Giving eyesight back to as many as possible.

There are between 20,000 and 30,000 people in Japan that need a corneal transplant due to accidents or illnesses, but only 1,500 transplant surgeries are done every year. There simply aren't enough donors.


While organ donation is up to each individuals own decision, there are families that are unaware of organ donation, which is one reason to the lack of donors.


That is why we are raising awareness of eye banks.

What Are Eye Banks?

Eye banks are public institutions that mediate corneal transplants between donors and recipients. There are 54 eye banks in Japan. We are appealing for more donors to register at the Japan Eye Bank Association.
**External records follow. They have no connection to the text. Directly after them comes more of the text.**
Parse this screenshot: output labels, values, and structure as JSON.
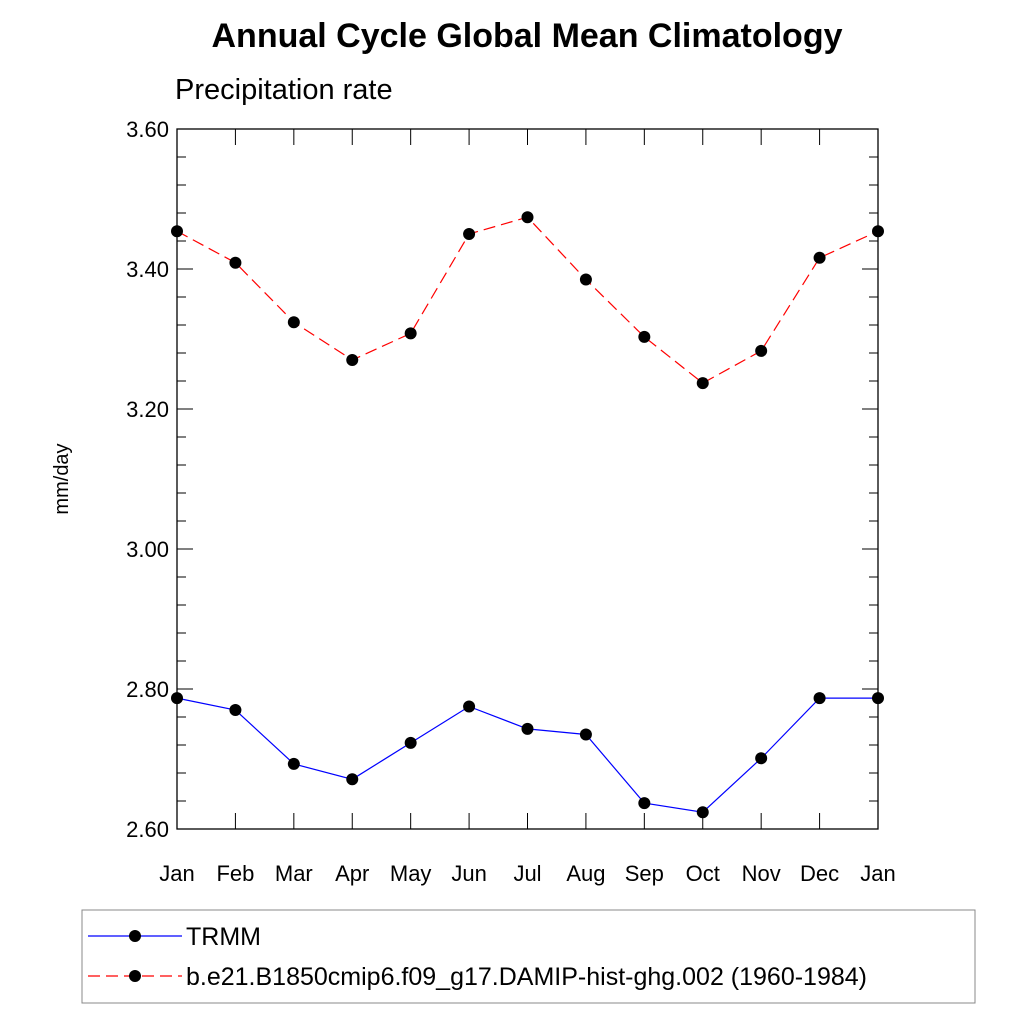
{
  "chart_data": {
    "type": "line",
    "title": "Annual Cycle Global Mean Climatology",
    "subtitle": "Precipitation rate",
    "xlabel": "",
    "ylabel": "mm/day",
    "categories": [
      "Jan",
      "Feb",
      "Mar",
      "Apr",
      "May",
      "Jun",
      "Jul",
      "Aug",
      "Sep",
      "Oct",
      "Nov",
      "Dec",
      "Jan"
    ],
    "ylim": [
      2.6,
      3.6
    ],
    "yticks": [
      2.6,
      2.8,
      3.0,
      3.2,
      3.4,
      3.6
    ],
    "ytick_labels": [
      "2.60",
      "2.80",
      "3.00",
      "3.20",
      "3.40",
      "3.60"
    ],
    "grid": false,
    "legend_position": "bottom",
    "series": [
      {
        "name": "TRMM",
        "color": "#0000ff",
        "line_style": "solid",
        "marker": "filled-circle",
        "values": [
          2.787,
          2.77,
          2.693,
          2.671,
          2.723,
          2.775,
          2.743,
          2.735,
          2.637,
          2.624,
          2.701,
          2.787,
          2.787
        ]
      },
      {
        "name": "b.e21.B1850cmip6.f09_g17.DAMIP-hist-ghg.002 (1960-1984)",
        "color": "#ff0000",
        "line_style": "dashed",
        "marker": "filled-circle",
        "values": [
          3.454,
          3.409,
          3.324,
          3.27,
          3.308,
          3.45,
          3.474,
          3.385,
          3.303,
          3.237,
          3.283,
          3.416,
          3.454
        ]
      }
    ]
  }
}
If you wish to register as a donor, click here to go the official website.

Eye Bank Musical

In 2008, we created a musical called Papa kara Moratta Takaramono (lit. "Treasure Received from Daddy") to raise awareness of eye banks in a fun way.


It tells the story of Mika, a university hospital intern, who works as a corneal transplant coordinator.

She happens to witness a bereaved family, who in the midst of their sorrow, decide to donate the deceased's corneals. Surgery begins and a young child regains their eyesight. The story continues with Mika's growth and dramas involving the joy of seeing, doctor interviews, the history of eye banks, and live music.

Local Support for Eye Banks

We participate in all kinds of activities throughout the year to raise awareness of eye banks.


We founded the organization Eye Bank Ai no Hikari Kikin-Kanri-Kai (lit. "Eye Bank Light of Love Fund Management Association") to support four eye banks in Kyoto, Shiga, and Nara. Company president Kenichi Kakutani became an executive director of the association in 2010 and an honorary consultant in 2011.


The eye banks are located in the Kansai region of Japan, and we participate in local activities to raise awareness of them. Some examples include symposiums about eye diseases, lectures about corneal transplantations, study groups about eye banks, paying respects to those who donated their corneals and those who passed away in the Great East Japan Earthquake, and appealing for more donors at various events.